I had joined some running forums online and got talking to a local chap who told me about parkrun. He mentioned that Delamere parkrun was close to us, so I arranged to meet up with him and a few of his friends one Saturday morning. I was a little nervous and didn’t know what to expect, as the last time I had ever run with anyone was when I was running at school. I stood at the start line and when the air horn blew I took off like a rocket, which was a big mistake! After 2k my legs started to die, and at around 4k there was a steep hill I had to walk up because my legs would not carry me. Once at the top however I ran the rest of the way to the finish, where my newfound friends were waiting and cheering me on. My time was about 40 minutes – a far cry from the 16 minute runner I had been years before – but the important thing was that it reignited my old competitive spirit and I was determined to improve. I had caught the bug.

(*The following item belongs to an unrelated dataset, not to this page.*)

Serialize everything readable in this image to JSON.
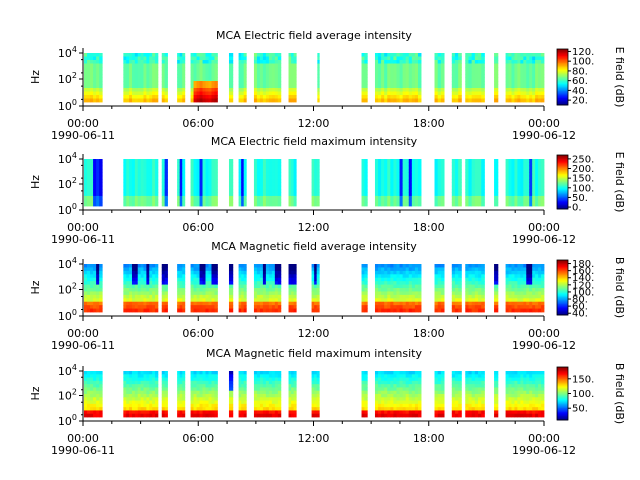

Everyone I met was so helpful and friendly and it inspired me to run more and to take part in as many parkruns as I could. parkrun has been a massive part of my recovery process – it has motivated me to get off the sofa and onto the streets, particularly when I started a job where I work on Saturdays and can’t get to parkrun as often as I’d like. Over the following three years I worked really hard, adding yoga and strength work into my fitness programme. Then earlier this year I broke the magical 20 minute barrier at parkrun.
But the best thing about parkrun for me has been the people I have met there. My fellow runners who encourage me, the volunteers who make it all happen, and the course marshals who cheer everyone along every step of the way. parkrun is a great place for all the family; two of my daughters, a couple of my grandchildren and one of my daughter’s husbands have all started going regularly and they all love it. It’s a great thing we can all do together, with three generations of the same family enjoying a healthy, sociable and, in my case, life-changing activity.
My advice to anyone who has negative thoughts is not to dwell on them. If you sit there thinking about negative things you start to live them over and over again. I have turned my life around by living in the moment, and controlling my thoughts rather than letting them control me. I hope by sharing my story I can inspire and motivate others – whether that is to turn your life around or push yourself to achieve what you believe is impossible.